Em última análise, o objetivo seria identificar a percepção que tinham as mulheres da Vila Mimosa da intervenção do Estado naquele espaço, compreendendo de que maneira, e em que medida, o reconhecimento legal do trabalho sexual poderia ser um fator de mobilização na construção da identidade social e profissional da categoria. Para isso foi estruturado um roteiro de questões que deveria orientar as entrevistas com as mulheres, mas a obtenção das respostas, como a própria formulação das perguntas, encontrou inúmeros problemas. As dificuldades e inseguranças enfrentadas no percurso inicial da pesquisa de campo, e as reflexões epistemológicas geradas no e pelo contato direto com as prostitutas, levaram a reformulações metodológicas e, também, ao deslocamento de foco do trabalho, que passou a privilegiar, então, uma abordagem teórica passível de dar conta dos problemas surgidos no campo
, de modo a compreender, de forma mais ampla, como vêm se articulando, no espaço público, diferentes discursos sobre a prostituição em um cenário onde a organização política das profissionais do sexo assume papel fundamental, embora não protagonista, nas lógicas distintas do jogo político.
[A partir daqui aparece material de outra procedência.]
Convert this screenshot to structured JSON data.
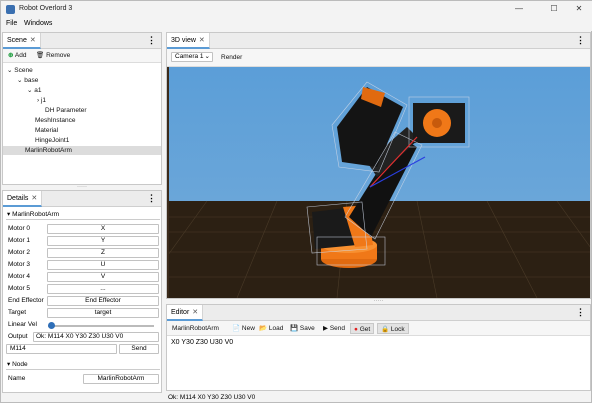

Apesar de não ter sido concluído o trabalho de campo, dada a indisponibilidade dos potenciais entrevistados, bem como a dificuldade de acesso aos mesmos - a despeito da tentativa de transformar a organização política de defesa das prostitutas não apenas em importante fonte de informação, mas em caminho para a realização das entrevistas - foi possível compreender, com a ajuda de Roberto Da Matta³, a importância de narrar essa experiência de pesquisa, problematizando aspectos normalmente tidos como falhas ou fracassos e que costumam ser relegados a histórias anedóticas e reservados às conversas informais no meio acadêmico. Ignorar o quanto essas histórias vividas podem ter de significativo ou de reveladoras, depositando-as num lado obscuro da prática de pesquisa, talvez possa ser explicada pela timidez em assumir o lado humano e fenomenológico da disciplina, com um temor infantil de revelar o quanto vai de subjetivo nas pesquisas de campo.
⁴
É esse temor, o medo de sentir o "anthropological blues"⁵, que me proponho a enfrentar nessa introdução etnometodológica, relatando as situações vivenciadas e os impasses enfrentados no período prático de pesquisa, dificuldades que retornam agora redobradas no momento de explicitar os aprendizados trazidos pela experiência de submersão num mundo que se situava, e depois da pesquisa volta a se situar, entre a realidade e o livro
⁶.
Ao mesmo tempo, a narrativa da breve experiência de campo pode transmitir um pouco do clima trêmulo das relações estabelecidas e vivenciadas que também integra os dados
e os resultados
apresentados, afinando-se com as orientações teóricas assumidas para conduzir as etapas posteriores do trabalho. Porque, por mais que existam certas condições sociais dadas e algumas ideias pré-fabricadas pelo quadro teórico a partir do qual filtramos, percebemos ou pensamos enxergar a realidade, é no imponderável da própria interação que se constrói, se testam e se confirmam identidades.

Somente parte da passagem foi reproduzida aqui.